Ma question est donc la suivante: comment (pas à pas) installer BackTrack 3 sur mon Macbook, afin qu'il cohabite avec OsX 10.5 et Windows XP (Bootcamp) ?

Ou bien: comment faire pour l'utiliser avec (par exemple) Parallels Desktop?

J'ai déjà lu quelques Howto sur le sujet, mais ils n'étaient pas précis, et j'ai peur de perdre toutes mes données en partitionnant mon disque...

Donc, si quelqu'un a déjà procédé à une telle installation, ce serait super d'en faire profiter les novices comme moi


----------



## junkie01 (16 Juin 2008)

Bon, en continuant mes recherches, je pense avoir trouvé réponse à ma question.

J'envisage donc je procéder en suivant ce tuto : Garrett&#8217;s Stuff  For BackTrack 3 Beta

Est-ce que quelqu'un qui connait bien les commandes linux peut m'assurer qu'en suivant à la lettre les étapes qui y sont décrites je ne risque pas de formater ma partition OsX ou XP ?!

Merci d'avance !


----------



## junkie01 (19 Juin 2008)

J'ai bien avancé depuis la dernière fois. 

Tout d'abord, j'ai réussi à utiliser Backtrack avec VMware, mais je préfère vraiment en "réel", et donc pas émulé.

Du coup, je me suis tourné vers Ubuntu qui me semblait plus simple à installer en triple boot; c'est effectivement le cas puisqu'il a suffit de créer une nouvelle partition pour Linux, installer rEfit, booter sur le CD de Linux et l'installer pour que ça fonctionne!

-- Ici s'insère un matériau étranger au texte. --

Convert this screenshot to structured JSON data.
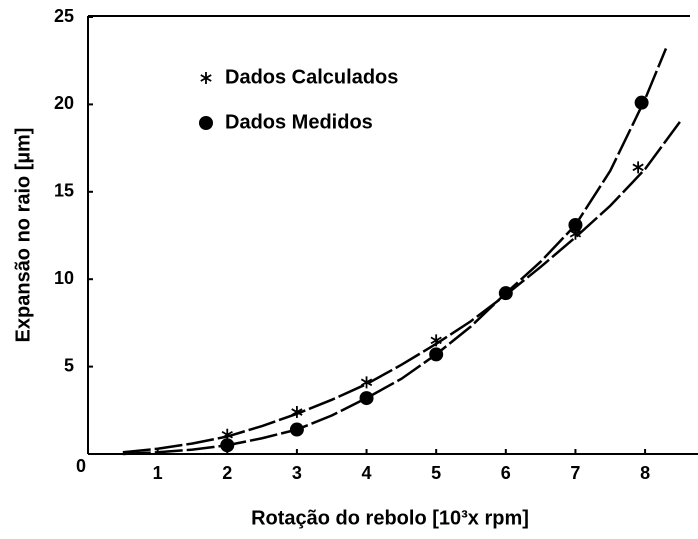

Cependant, je n'arrivais pas à faire fonctionner le Wifi de mon Macbook Core2Duo (première génération), donc je l'ai désinstallé.

J'aimerai vraiment installer BackTrack 3 sur cette partition vide, mais c'est plus complexe... 

Voilà comment je pense procéder, qu'en pensez vous ??

- booter sur le cd live
- startx--> BackTrack Installer
- Install BackTrack to: /dev/sda3
- Write MBR (lilo.mbr) to: /dev/sda3 
- Installation method: Real
- décocher Restore Original MBR after lilo
- redémarrer, alt--> refit --> linux.

Est-ce que ça devrait fonctionner comme ça ?


----------



## Einbert (9 Juillet 2008)

Par simple curiosité... Tu as bien lu de quelle genre de distrib il s'agit avec BT3? Ce n'est pas vraiment fait pour être utilisé comme environnement de travail de tous les jours; si c'est une distrib Linux desktop que tu cherches, je te conseille plutôt de regarder du côté de Fedora, Ubuntu, Debian ou OpenSuse. Si tu veux par contre effectuer activement du PenTest, rien à redire; si c'est juste pour cracker la clé WEP du voisin, pas besoin d'installer BT  .

Pour ta procédure d'installation, elle me paraît correcte, pour autant que tu possèdes une partition /dev/sda3. J'ai également l'impression qu'il vaudrait mieux ne pas modifier le MBR, et LILO me paraît bien vieux. Il me semble que rEFIT devrait pouvoir détecter ta nouvelle partition Linux.


----------